Classification of integrals not expressible in elementary functions?

Question

Let's consider the smallest set of functions (with real coefficients) closed under addition, multiplication, division, root extraction, and finite compositions containing

• constants
• exponential and logarithmic functions
• trigonometric functions and their inverses

This set is generally known as "elementary functions". It is known that they are closed under all algebraic operations and differentiation, but not closed under inversion and not closed under integration (+infinite sums).

I am wondering if there is any classification, with a proof, of indefinite integrals (antiderivatives) not expressible in elementary functions. If so, we can introduce a minimal number of special functions to integrate elementary functions (once, not repeatedly).

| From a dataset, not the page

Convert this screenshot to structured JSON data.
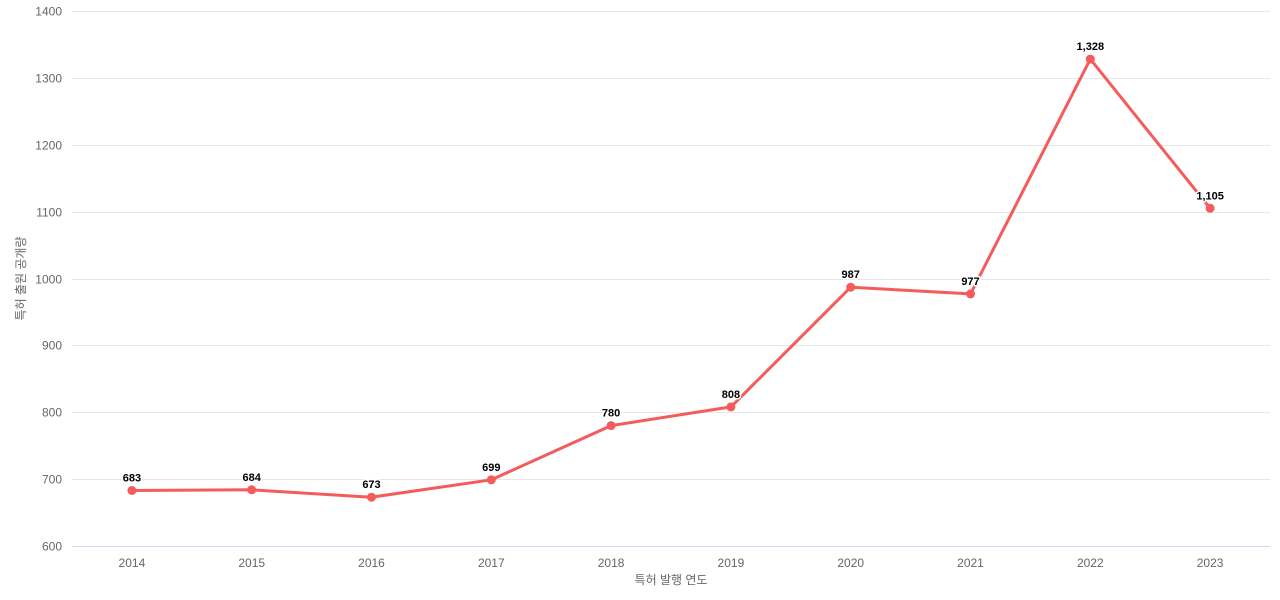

Also, I am not sure about the appropriate tags for this question that are capable of attracting people specialized in related areas. You are welcome to edit accordingly.

Answer 1

You are talking about 'differential galois theory' or 'the galois theory of (linear) differential equations.' A quick glance at "filter" didn't seem to show any appropriate tags.You could start by looking up those terms in Wikipedia where you will find a bibliography with several fairly recent books.

Answer 2

Just as in classical Galois theory one can classify exactly when a root can be written in terms of the 'elementary' operations $+,-,*,/,\sqrt[n]{}$, once can use Differential Galois theory to analyze when various solutions to differential equations can be written in terms of elementary functions. Since indefinite integration and solving differential equations are equivalent, this allows us to prove when an elementary antiderivative does not exists. For example, this paper proves that the Gaussian is such a function.